Après une visite au musée du Prado, où M. Semprun père emmenait ses fils le dimanche, et où plus tard, Jorge Semprun a croisé, sans le savoir, Nicolas de Staël, je m'engageai dans des rues proches, un quadrilatère, entre le Paseo del Prado, la plaza de la Lealtad - la place de la Loyauté - et le parc du Retiro : calle de Alfonso XI, calle Juan de Mena, calle Antonio Maura. Jorge Semprun, né le 10 décembre 1923, passa son enfance dans ce quartier de la Salamanca, construit à la fin du 19ème siècle, aux rues rectilignes, où les immeubles ont des bow-windows côté rue Juan de Mena et des balcons côté rue Alfonso XI. Jorge Semprun avait plus de souvenirs que s'il avait eu mille ans : l'enfance au 12 calle Alfonso XI, les leçons d'allemand inculquées à domicile par des institutrices venues d'outre-Rhin, les visites dominicales au musée du Prado tout proche (Velasquez, Goya), l'épicerie Cuenllas, la pharmacie de la rue Juan de Mena, le parc du Retiro et son allée des Statues, les aléas que connaissait l'Espagne (révoltes aux Asturies, fusillade place de la Cibeles), je voulais marcher sur les pas de Jorge Semprun, voir l'immeuble qu'il dut quitter précipitamment avec sa famille en 1936 et qu'il ne revit que dans les années 50, quand il s'appelait Larrea ou Sanchez, sans pouvoir y entrer pour ne pas être démasqué, lui le clandestin, lui qui se fit passer auprès d'Ernest Hemingway pour un étudiant en sociologie dans un restaurant, El Callejon, où on sert toujours un cocido, je ne vous dis que cela...

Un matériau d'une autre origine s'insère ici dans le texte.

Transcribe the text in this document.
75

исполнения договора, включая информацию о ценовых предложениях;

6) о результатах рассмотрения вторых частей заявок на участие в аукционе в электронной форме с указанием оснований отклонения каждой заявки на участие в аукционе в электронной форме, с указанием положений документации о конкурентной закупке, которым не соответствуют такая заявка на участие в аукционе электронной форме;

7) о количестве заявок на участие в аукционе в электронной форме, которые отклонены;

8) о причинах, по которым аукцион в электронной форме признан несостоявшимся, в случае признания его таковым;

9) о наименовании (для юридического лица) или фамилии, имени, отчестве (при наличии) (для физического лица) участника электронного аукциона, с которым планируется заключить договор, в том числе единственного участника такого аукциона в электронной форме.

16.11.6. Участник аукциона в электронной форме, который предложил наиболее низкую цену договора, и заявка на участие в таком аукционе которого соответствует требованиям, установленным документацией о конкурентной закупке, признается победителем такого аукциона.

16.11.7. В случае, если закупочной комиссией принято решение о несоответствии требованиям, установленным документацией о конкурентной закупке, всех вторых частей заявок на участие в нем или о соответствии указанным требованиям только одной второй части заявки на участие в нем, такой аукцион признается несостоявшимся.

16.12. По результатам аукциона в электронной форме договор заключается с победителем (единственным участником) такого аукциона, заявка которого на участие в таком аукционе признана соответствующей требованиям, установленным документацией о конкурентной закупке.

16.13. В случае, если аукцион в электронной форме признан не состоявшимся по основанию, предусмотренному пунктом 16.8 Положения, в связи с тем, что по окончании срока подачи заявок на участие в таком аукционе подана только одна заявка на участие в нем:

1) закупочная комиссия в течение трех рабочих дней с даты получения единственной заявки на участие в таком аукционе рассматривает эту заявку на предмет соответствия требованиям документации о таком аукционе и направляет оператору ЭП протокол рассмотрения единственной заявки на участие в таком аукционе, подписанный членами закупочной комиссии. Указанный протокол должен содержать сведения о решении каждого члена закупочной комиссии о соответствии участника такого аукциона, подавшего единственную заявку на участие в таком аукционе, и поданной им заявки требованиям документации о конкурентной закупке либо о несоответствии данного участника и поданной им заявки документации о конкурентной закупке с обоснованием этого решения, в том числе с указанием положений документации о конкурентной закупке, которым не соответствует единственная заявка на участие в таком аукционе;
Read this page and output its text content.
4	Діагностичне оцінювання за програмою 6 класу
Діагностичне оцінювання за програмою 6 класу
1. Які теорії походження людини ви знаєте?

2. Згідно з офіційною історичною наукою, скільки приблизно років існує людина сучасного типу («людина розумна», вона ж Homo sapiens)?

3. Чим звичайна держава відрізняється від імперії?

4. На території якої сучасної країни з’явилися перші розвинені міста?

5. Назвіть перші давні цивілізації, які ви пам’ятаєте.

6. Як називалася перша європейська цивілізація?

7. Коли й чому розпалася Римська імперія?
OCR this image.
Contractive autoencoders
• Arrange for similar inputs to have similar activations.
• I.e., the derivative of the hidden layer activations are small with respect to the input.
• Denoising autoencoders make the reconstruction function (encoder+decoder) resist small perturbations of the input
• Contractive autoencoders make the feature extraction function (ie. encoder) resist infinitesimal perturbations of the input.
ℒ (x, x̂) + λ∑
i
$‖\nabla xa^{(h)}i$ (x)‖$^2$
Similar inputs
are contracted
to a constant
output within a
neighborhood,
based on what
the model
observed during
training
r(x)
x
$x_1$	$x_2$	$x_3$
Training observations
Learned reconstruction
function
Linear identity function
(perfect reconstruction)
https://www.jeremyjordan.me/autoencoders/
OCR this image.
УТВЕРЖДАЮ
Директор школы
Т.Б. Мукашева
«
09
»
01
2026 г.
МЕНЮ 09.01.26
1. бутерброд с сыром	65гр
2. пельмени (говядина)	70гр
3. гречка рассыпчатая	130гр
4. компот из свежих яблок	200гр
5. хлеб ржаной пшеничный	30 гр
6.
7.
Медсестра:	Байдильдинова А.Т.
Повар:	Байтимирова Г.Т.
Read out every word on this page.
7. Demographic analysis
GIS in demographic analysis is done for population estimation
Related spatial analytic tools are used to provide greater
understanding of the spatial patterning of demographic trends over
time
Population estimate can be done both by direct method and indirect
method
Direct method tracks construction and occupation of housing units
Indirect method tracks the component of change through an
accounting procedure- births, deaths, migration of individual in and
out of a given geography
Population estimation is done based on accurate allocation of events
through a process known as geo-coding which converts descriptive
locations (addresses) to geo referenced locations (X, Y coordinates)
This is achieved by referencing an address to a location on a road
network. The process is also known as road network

Deux quartiers me rappellent la présence de Jorge Semprun, celui de la Salamanca à Madrid bien sûr, et le Quartier Latin à Paris, plus précisément au coin du boulevard Saint Michel et de la rue Soufflot, un coin de rue avec un kiosque à journaux qui déversent son lot de nouvelles plus mauvaises que bonnes. Jorge Semprun a quinze ans, l'âge où l'on pourrait être insouciant, l'âge de tous les espoirs, mais pour lui, celui de toutes les préoccupations, les nouvelles en provenance d'Espagne n'étant pas bonnes : "En sortant du lycée, j'avais acheté Ce Soir au premier kiosque venu, celui qui se trouvait au croisement de la rue Soufflot et du boulevard, devant chez Capoulade. (...) En mars, à la fin du mois de mars, j'étais seul et Madrid était tombée. Je lisais le titre de Ce Soir et des larmes me montaient aux yeux. Une colère sombre, aussi du coeur, impuissante mais rageuse. Madrid était tombée et j'étais seul, foudroyé, le journal déployé devant mes yeux aveuglés par des larmes montées du tréfonds de l'enfance." Cinq mois plus tard, le même kiosque, les mêmes journaux, les mêmes nouvelles, mais les nouvelles le sont-elles vraiment ? : "Le 3 septembre 1939, j'étais boulevard Saint-Michel, au coin de la rue Soufflot, devant le kiosque à journaux, en face de chez Capoulade. N'ayant plus à craindre des hostilités sur deux fronts, après son pacte avec Staline, Hitler avait envoyé ses divisions blindées à l'assaut de la Pologne. L'Angleterre et la France venaient de lui déclarer la guerre." (1)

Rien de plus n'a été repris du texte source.